“H1 tags improve your SEO”.
True or false?
In this article we’ll be putting the H1 tag beneath the magnifying glass and assess its true ability to help bolster your website rankings. We’ll also explore what Google has to say and guide you step by step through how you can optimise the H1 tag for your website.
What is the H1 tag?
H1 tags are those snippets of HTML which help highlight the most important information on a webpage. They’re mainly used for page titles, blog post titles, or to name the page or topic and are written like this:
<h1 class=”entry-title” itemprop=”headline”> Do H1 Tags Impact Rankings? </h1>
They help explain the topic of a page to both readers and search engines alike, provide essential structure and generally help the text to stand out from the rest of the page.
They’re usually bigger, bolder and easier to read than the surrounding text and can vary in length from just a few words to an entire sentence.
Without them, the page would lack structure and it would be much harder to attract a reader and encourage them to fully engage with the content.
This is especially important as modern readers are more likely to skim read and have limited time to find the information they need, thus needing signposts like this.
It’s also worth mentioning that there are other tags which range in ‘importance’ from H1 (most ‘important’) down to H6 (least ‘important’). Like H1 tags, they help structure the webpage and provide a page hierarchy for Google to index. This can positively influence search results and simultaneously reduce bounce rates and improve user experience.
Why are H1 tags important to SEO?
Some debate in SEO circles suggests that H1 tags don’t matter, given that they no longer directly affect search engine rankings as they did in the early 2000s.
In the words of Google’s John Mueller, “Your site is going to rank perfectly fine with no H1 tags…”
However, others believe that these heading tags do improve the overall content quality, readability and user experience, despite speculation that they have been ‘crowded out’ by more advanced metrics.
Of course, Google won’t crawl your webpage, signpost your recent inclusion of H1 tags and instantly bump you up to 1st place on the SERP. But Google will notice the change in the behaviour of your readers. For example, whether they click away from your page quickly or engage with your content and keep reading. This could then influence your search rankings.
In the Search Engine Ranking Factors survey conducted by Moz in 2015, tags were indeed the third most influential ranking factor. Additionally, another similar study from 2018 showed that on-page ranking factors such as keywords in titles were the second most influential factor.
What does Google say about H1 tags and rankings?
Despite John Mueller’s statement claiming that your site would rank even if it doesn’t have any H1 tags, he also confirmed that H1 tags can help search understand the structure of prose;
“H1 elements are a great way to give more structure to a page so that users and search engines can understand which parts of a page are kind of under different headings.
So I would use them in the proper way on a page.
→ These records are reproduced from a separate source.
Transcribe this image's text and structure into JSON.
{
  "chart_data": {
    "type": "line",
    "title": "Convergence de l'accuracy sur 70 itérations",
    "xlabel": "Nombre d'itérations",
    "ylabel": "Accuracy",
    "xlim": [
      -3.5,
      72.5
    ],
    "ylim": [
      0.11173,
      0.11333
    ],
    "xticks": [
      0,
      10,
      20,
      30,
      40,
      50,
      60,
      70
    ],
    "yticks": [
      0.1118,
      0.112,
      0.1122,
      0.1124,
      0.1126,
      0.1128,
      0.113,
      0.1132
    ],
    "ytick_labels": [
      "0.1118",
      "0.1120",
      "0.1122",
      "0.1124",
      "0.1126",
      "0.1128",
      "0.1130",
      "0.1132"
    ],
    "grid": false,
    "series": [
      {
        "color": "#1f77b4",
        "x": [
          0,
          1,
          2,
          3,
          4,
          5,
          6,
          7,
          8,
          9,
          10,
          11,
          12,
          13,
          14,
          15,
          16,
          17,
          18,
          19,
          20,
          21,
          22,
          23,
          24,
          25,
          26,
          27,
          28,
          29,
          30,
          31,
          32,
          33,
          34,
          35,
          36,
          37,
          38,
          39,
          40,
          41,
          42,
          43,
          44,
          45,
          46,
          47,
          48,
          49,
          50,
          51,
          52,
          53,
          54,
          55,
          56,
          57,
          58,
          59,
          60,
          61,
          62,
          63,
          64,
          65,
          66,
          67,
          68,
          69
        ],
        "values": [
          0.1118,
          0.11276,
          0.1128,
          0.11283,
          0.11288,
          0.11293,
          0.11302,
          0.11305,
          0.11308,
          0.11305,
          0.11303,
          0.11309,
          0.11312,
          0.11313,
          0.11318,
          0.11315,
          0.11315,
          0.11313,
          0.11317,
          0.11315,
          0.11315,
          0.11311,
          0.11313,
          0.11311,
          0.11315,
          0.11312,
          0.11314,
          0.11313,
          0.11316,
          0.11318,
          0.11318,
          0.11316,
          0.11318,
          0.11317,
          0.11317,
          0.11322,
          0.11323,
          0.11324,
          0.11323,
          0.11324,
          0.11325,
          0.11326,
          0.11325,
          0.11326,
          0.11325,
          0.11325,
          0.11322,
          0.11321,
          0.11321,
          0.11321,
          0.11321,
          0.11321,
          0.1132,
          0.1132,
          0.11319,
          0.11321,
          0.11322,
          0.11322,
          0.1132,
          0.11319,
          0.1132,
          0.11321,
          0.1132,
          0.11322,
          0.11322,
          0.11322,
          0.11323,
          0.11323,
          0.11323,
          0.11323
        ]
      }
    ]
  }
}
And especially with HTML5 having multiple H1 elements on a page is completely normal and kind of expected.”
How should you implement the H1 tag effectively?
- Have an H1 tag on every page: Avoid confusion, increase reader satisfaction and help to reduce bounce rates by making it clear to search engines and readers alike what your page is about. Make sure you include at least one H1 tag on each page.
- Don’t use more than one: You wouldn’t see a newspaper that had twenty front page news headlines or find a book with several titles. It would be hard to make sense of, let alone easy to read. Keep it simple. Just use one.
- Make them all unique: Duplicate content is a big no-no when it comes to SEO. Ensure that every H1 tag is unique and bespoke to the page content.
- Aim for between 20 and 70 characters: Too short and you’re not giving yourself much chance to be descriptive. Too long and you could confuse your potential website visitor.
- Include H2 tags too: Again, adding other tags helps to provide structure to the page rendering your webpage easier to index and easier for your reader to extract vital information. Aim to include relevant secondary keywords in these tags where appropriate.
While those H1 tags won’t make or break your search engine rankings, they do help to improve overall user experience and help Google understand your site structure better. This means they’re certainly worth optimising for and getting right.